La complaisance à l'égard de Von Trier lui permet ainsi de bénéficier d'une publicité maximale
Memorial 98
Ayons l’obsession de la mémoire de l’anti-nazisme.
Une réaction de Souâd Belhaddad.
Lars Von Trier, aujourd’hui. John Galliano, hier. Et peut-être (sans doute ?) d’innombrables anonymes, au comptoir d’un bar, dans un salon privé, exprimant des propos analogues : « Hitler a fait des mauvaises choses mais… », « I love Hitler… »
Combien de fois ai-je entendu que « bon, la Shoah, ça va, on en parle trop » ? Mais si, aujourd’hui, en 2011, ce que nous entendons publiquement, dans un café ou à une prestigieuse tribune cannoise est possible, à quoi cela a-t-il donc servi de « trop » en parler ?
Pour ma part, je pense qu’il faut en parler encore. Plus que jamais en cette période où l’Europe marque une croissance de l’extrême droite, où la France permet l’expression d’une parole raciste qui menace notre cohésion, il faut en parler.
Continuer de (tenter…) transmettre cette mémoire. Il faut en faire une obsession.
On le sait (ou ne veut-on pas le savoir ?): derrière ce nom de Hitler, c‘est le fascisme qui est relativisé – celui-là même qui reprend beaucoup de terrain en Europe. C’est le génocide des Juifs et des Roms et l’antisémitisme qui sont relativisés. C’est la banalité du mal qui est consacrée. La banalité du mal, nous y voilà désormais ! « Je pense qu’il a fait de mauvaises choses…Il n’est pas vraiment un brave type, mais je comprends beaucoup de lui et je sympathise un peu avec lui » dit Lars Von Trier à propos de Hitler – sans que personne de son équipe à ses côtés ne se lève pour quitter cette conférence de presse, même sans un mot, ne serait-ce que par signe de désapprobation.
Dans le café où Galliano a sévi, il s’agissait de clients anonymes autour.
Dans le cas de Vo
n Trier, ce sont des acteurs et actrices de renommée internationale, des journalistes… et donc la possibilité d’être vus par le monde entier, à travers leur réaction. Mais pas de réaction.
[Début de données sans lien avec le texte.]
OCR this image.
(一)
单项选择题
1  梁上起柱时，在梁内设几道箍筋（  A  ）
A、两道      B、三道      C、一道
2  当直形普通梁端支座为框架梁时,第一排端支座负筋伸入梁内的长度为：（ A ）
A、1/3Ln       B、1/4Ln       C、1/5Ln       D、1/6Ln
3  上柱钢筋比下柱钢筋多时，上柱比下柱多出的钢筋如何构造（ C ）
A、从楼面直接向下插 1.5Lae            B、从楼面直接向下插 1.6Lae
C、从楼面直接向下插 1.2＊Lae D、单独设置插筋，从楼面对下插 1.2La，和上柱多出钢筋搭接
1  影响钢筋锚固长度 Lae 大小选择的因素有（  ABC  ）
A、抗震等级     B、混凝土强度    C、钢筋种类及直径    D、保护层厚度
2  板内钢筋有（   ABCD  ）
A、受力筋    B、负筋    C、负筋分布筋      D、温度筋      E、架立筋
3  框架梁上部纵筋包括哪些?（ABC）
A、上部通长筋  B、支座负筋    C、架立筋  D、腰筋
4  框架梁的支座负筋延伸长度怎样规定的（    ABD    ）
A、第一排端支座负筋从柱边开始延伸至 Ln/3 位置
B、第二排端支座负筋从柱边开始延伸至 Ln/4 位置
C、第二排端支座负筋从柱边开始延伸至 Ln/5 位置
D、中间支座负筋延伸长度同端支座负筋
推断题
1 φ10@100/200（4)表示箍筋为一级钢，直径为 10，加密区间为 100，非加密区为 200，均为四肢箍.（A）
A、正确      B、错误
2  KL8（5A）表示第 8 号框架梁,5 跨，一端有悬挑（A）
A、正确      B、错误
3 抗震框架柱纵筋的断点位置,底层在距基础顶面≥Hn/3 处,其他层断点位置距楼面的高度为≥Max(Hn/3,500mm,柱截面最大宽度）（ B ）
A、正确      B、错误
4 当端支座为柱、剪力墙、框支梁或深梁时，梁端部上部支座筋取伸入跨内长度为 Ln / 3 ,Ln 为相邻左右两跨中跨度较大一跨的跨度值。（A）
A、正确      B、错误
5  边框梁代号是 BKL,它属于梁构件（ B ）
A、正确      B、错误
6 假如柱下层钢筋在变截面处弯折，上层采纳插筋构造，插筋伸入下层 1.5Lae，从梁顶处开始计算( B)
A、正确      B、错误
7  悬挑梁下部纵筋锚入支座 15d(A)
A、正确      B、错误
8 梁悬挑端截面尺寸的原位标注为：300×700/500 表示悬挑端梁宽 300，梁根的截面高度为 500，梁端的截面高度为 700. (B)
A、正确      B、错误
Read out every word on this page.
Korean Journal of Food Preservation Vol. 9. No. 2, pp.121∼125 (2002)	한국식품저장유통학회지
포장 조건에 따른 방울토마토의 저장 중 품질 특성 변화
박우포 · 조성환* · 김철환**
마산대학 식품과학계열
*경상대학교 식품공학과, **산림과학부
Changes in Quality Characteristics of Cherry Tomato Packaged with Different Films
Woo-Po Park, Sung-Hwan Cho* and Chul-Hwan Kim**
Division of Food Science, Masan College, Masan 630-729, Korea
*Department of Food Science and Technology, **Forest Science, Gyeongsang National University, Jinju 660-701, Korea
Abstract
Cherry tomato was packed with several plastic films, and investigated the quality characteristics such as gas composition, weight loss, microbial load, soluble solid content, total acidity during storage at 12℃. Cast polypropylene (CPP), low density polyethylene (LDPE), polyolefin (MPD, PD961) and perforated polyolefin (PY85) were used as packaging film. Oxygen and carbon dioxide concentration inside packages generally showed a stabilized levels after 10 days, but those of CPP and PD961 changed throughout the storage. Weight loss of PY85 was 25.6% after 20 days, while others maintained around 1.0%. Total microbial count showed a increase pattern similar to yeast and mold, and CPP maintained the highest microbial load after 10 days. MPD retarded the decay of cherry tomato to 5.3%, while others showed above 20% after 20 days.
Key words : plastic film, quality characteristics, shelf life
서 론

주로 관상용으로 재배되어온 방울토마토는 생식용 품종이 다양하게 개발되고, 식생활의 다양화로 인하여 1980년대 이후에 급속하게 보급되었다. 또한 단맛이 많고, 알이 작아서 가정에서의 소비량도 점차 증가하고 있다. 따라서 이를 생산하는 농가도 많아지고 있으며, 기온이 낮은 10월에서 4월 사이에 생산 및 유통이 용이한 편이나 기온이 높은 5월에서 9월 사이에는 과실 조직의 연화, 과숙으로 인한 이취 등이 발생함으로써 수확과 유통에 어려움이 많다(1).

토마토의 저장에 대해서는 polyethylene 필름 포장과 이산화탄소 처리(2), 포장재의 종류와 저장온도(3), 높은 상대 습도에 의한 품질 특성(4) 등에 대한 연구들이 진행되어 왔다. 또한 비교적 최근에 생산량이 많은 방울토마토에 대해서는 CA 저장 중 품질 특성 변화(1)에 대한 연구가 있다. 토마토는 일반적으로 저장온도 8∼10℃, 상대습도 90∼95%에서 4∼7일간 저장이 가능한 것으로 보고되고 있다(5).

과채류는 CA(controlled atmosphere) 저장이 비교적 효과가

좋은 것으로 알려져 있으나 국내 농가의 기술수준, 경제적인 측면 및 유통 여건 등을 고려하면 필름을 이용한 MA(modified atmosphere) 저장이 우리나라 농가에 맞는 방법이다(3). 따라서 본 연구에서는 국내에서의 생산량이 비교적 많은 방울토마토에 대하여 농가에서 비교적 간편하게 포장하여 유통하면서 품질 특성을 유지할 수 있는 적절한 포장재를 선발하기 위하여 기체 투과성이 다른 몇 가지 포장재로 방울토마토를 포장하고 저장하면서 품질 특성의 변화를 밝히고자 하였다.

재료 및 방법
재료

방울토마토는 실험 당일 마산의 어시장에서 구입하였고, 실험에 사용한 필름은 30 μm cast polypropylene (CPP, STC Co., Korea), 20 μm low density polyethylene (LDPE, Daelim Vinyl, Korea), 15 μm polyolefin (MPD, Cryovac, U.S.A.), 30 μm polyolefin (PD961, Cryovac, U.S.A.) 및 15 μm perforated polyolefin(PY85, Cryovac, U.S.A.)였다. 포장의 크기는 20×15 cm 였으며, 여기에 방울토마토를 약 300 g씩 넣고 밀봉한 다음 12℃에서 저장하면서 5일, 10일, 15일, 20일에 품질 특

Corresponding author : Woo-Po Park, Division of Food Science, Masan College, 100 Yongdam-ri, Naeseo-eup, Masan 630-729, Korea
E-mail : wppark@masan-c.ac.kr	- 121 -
Des « mauvaises choses », cela s’appelle un génocide. Un génocide, c’est la planification puis la mise à exécution de l’extermination d’un peuple. Mais ces « mauvaises choses », c’est ce qui n’apparaît plus si important dans ce XXIe siècle, porteur d’une parole qui se libère de façon effrayante. Tout peut se dire désormais sur les Noirs, les Arabes,les Roms, les musulmans, les femmes.
Maintenant Hitler… La boîte de Pandore est désormais dangereusement ouverte. Prochaine étape ?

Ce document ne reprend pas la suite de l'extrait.